5: Wine Country Mushroom Risotto [$17.00]
With Sonoma Mushrooms, Imported Parmigiano-Reggiano and Truffle Butter. I had an extremely similar risotto last time I was at Napa Rose, the only difference being a lack of truffles (replacing them with truffle butter, perhaps a cost-saving measure?) here and Sonoma mushrooms instead of Chanterelles. As such, the experience was nearly identical. Good, but I would've preferred a lighter sauce.

6a: Lemon & Rosemary Grilled Colorado Lamb Chop [$40.00]
With Marble Potatoes, Asparagus, Cipollini Onions and Summer Basil Pesto. A very nice interpretation of lamb, juicy and succulent, with the lemon and rosemary providing an extra boost to the meat's natural flavor. The vegetables provided a suitable foil to all that richness.

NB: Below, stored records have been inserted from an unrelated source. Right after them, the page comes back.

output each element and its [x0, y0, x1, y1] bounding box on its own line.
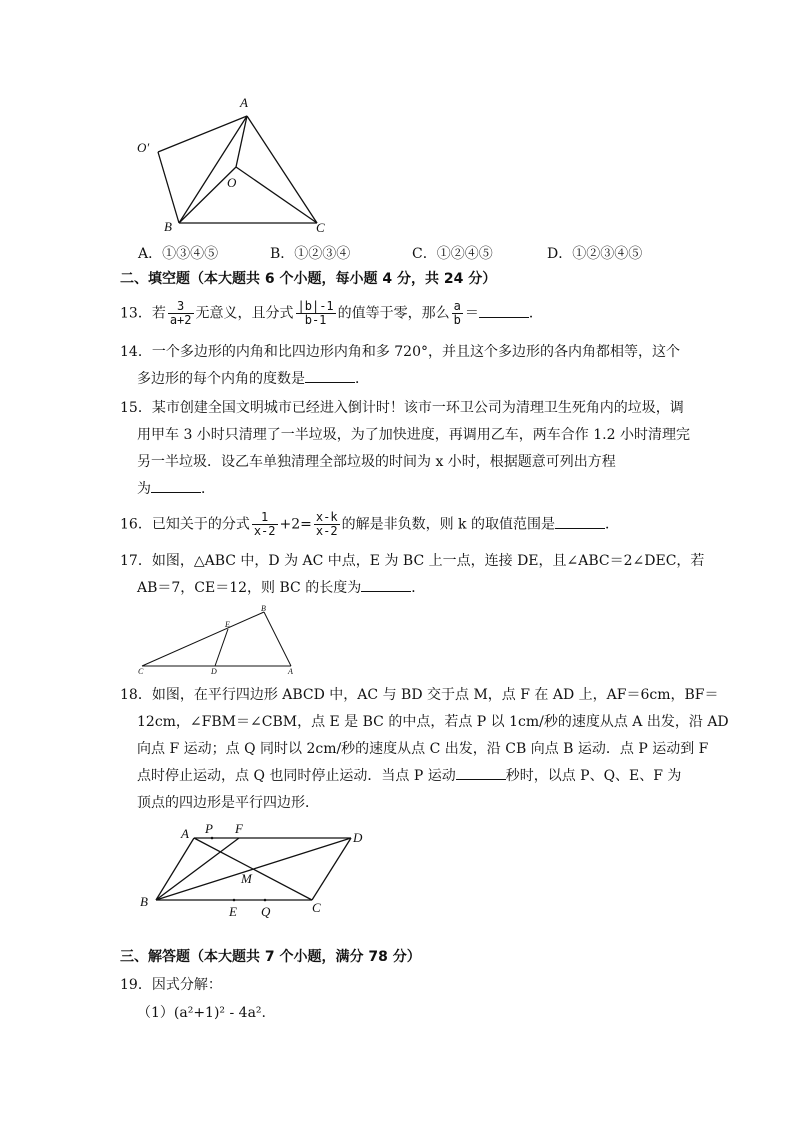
fig18-segment-d-c — [312, 838, 351, 900]
q12-option-a: A．①③④⑤ — [138, 246, 219, 262]
fig12-label-o: O — [227, 175, 237, 190]
q13-fraction-1: $\frac{3}{a+2}$ — [169, 299, 192, 327]
fig17-label-b: B — [261, 604, 266, 613]
q13-answer-blank — [479, 317, 529, 318]
q12-option-c: C．①②④⑤ — [412, 246, 493, 262]
fig12-label-oprime: O′ — [137, 140, 150, 155]
fig18-label-f: F — [235, 821, 243, 836]
fig12-segment-a-b — [179, 116, 247, 223]
q17-figure — [135, 603, 305, 675]
fig17-label-c: C — [138, 667, 144, 675]
fig18-label-d: D — [353, 830, 363, 845]
fig17-label-a: A — [288, 667, 293, 675]
q12-option-b: B．①②③④ — [270, 246, 351, 262]
question-13: 13．若 $\frac{3}{a+2}$ 无意义，且分式 $\frac{|b|-1}{b-1}$ 的值等于零，那么 $\frac{a}{b}$ ＝ ． — [120, 299, 543, 327]
section3-heading: 三、解答题（本大题共 7 个小题，满分 78 分） — [120, 949, 421, 965]
q13-fraction-2: $\frac{|b|-1}{b-1}$ — [297, 299, 334, 327]
fig18-label-c: C — [312, 900, 321, 915]
question-18-line-5: 顶点的四边形是平行四边形． — [137, 795, 319, 811]
question-18-line-2: 12cm，∠FBM＝∠CBM，点 E 是 BC 的中点，若点 P 以 1cm/秒的速度从点 A 出发，沿 AD — [137, 714, 729, 730]
question-17-line-1: 17．如图，△ABC 中，D 为 AC 中点，E 为 BC 上一点，连接 DE，且∠ABC＝2∠DEC，若 — [120, 553, 705, 569]
fig18-label-p: P — [205, 821, 213, 836]
fig17-label-e: E — [225, 620, 230, 629]
fig18-point-q — [264, 899, 267, 902]
fig18-label-b: B — [140, 894, 148, 909]
fig12-segment-o-c — [236, 167, 317, 223]
q13-fraction-3: $\frac{a}{b}$ — [453, 299, 461, 327]
q16-answer-blank — [555, 528, 605, 529]
question-17-line-2: AB＝7，CE＝12，则 BC 的长度为 ． — [137, 580, 426, 596]
fig18-segment-b-d — [156, 838, 351, 900]
fig18-point-e — [233, 899, 236, 902]
question-15-line-3: 另一半垃圾．设乙车单独清理全部垃圾的时间为 x 小时，根据题意可列出方程 — [137, 454, 616, 470]
fig18-label-q: Q — [261, 904, 271, 918]
question-18-line-4: 点时停止运动，点 Q 也同时停止运动．当点 P 运动 秒时，以点 P、Q、E、F 为 — [137, 768, 682, 784]
q18-answer-blank — [456, 779, 506, 780]
fig17-segment-b-a — [264, 612, 291, 666]
fig12-label-c: C — [316, 220, 325, 235]
question-15-line-4: 为 ． — [137, 481, 215, 497]
question-18-line-3: 向点 F 运动；点 Q 同时以 2cm/秒的速度从点 C 出发，沿 CB 向点 B 运动．点 P 运动到 F — [137, 741, 709, 757]
question-15-line-1: 15．某市创建全国文明城市已经进入倒计时！该市一环卫公司为清理卫生死角内的垃圾，调 — [120, 400, 684, 416]
q12-option-d: D．①②③④⑤ — [547, 246, 643, 262]
q14-answer-blank — [305, 382, 355, 383]
section2-heading: 二、填空题（本大题共 6 个小题，每小题 4 分，共 24 分） — [120, 271, 497, 287]
question-18-line-1: 18．如图，在平行四边形 ABCD 中，AC 与 BD 交于点 M，点 F 在 AD 上，AF＝6cm，BF＝ — [120, 687, 719, 703]
q17-answer-blank — [361, 591, 411, 592]
fig18-point-p — [211, 837, 214, 840]
fig12-segment-a-c — [247, 116, 317, 223]
question-19-line-1: 19．因式分解： — [120, 977, 222, 993]
fig17-label-d: D — [211, 667, 217, 675]
q16-fraction-2: $\frac{x-k}{x-2}$ — [315, 510, 338, 538]
fig18-label-m: M — [241, 871, 252, 886]
q18-figure — [135, 818, 370, 918]
fig17-segment-c-b — [142, 612, 264, 666]
fig17-segment-d-e — [215, 629, 228, 666]
fig18-label-e: E — [229, 904, 237, 918]
fig18-segment-b-f — [156, 838, 239, 900]
question-14-line-1: 14．一个多边形的内角和比四边形内角和多 720°，并且这个多边形的各内角都相等，这个 — [120, 344, 680, 360]
fig12-segment-oprime-b — [158, 152, 179, 223]
q12-figure — [130, 92, 340, 237]
q15-answer-blank — [151, 492, 201, 493]
fig18-label-a: A — [181, 826, 189, 841]
fig12-segment-oprime-a — [158, 116, 247, 152]
fig12-label-a: A — [240, 95, 248, 110]
fig12-label-b: B — [164, 219, 172, 234]
question-15-line-2: 用甲车 3 小时只清理了一半垃圾，为了加快进度，再调用乙车，两车合作 1.2 小时清理完 — [137, 427, 690, 443]
question-14-line-2: 多边形的每个内角的度数是 ． — [137, 371, 369, 387]
question-16: 16．已知关于的分式 $\frac{1}{x-2}$ +2= $\frac{x-k}{x-2}$ 的解是非负数，则 k 的取值范围是 ． — [120, 510, 619, 538]
question-19-part-1: （1）(a²+1)² - 4a². — [137, 1005, 266, 1021]
q16-fraction-1: $\frac{1}{x-2}$ — [253, 510, 276, 538]
fig18-segment-a-b — [156, 838, 194, 900]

6b: Angus Filet Mignon "au Poivre" [$39.00]
Topped with Melted Brie with Roasted Walnuts, Sun-Dried Cherries and Cabernet Sauvignon-Cherry Essence. A very competent filet, one that could've easily stood on its own and wouldn't have seemed out of place at most any steakhouse save for CUT. Very tender, no gristle, and quite flavorful for a filet. The accoutrements were almost superfluous.

7a: Peach Parfait
Citrus Granité, Kumquats. On one hand, you have the parfait itself, which had a very light, subtle peach flavor. On the other, the granité provided a chill tartness while the kumquats added a rich sourness. This study of contrasts worked out well here, making this a very enjoyable dessert.

7b: Molten Chocolate Cake
Ice Cream, Orange Tuile. A pretty standard incarnation of the molten chocolate cake and ice cream dessert. Delicious, but nothing special.

Another visit to Napa Rose, and another good meal. I'm rarely blown away here, but I do always come out satisfied. My third review on what must have been my fourth visit? I suspect there will be many more down the road.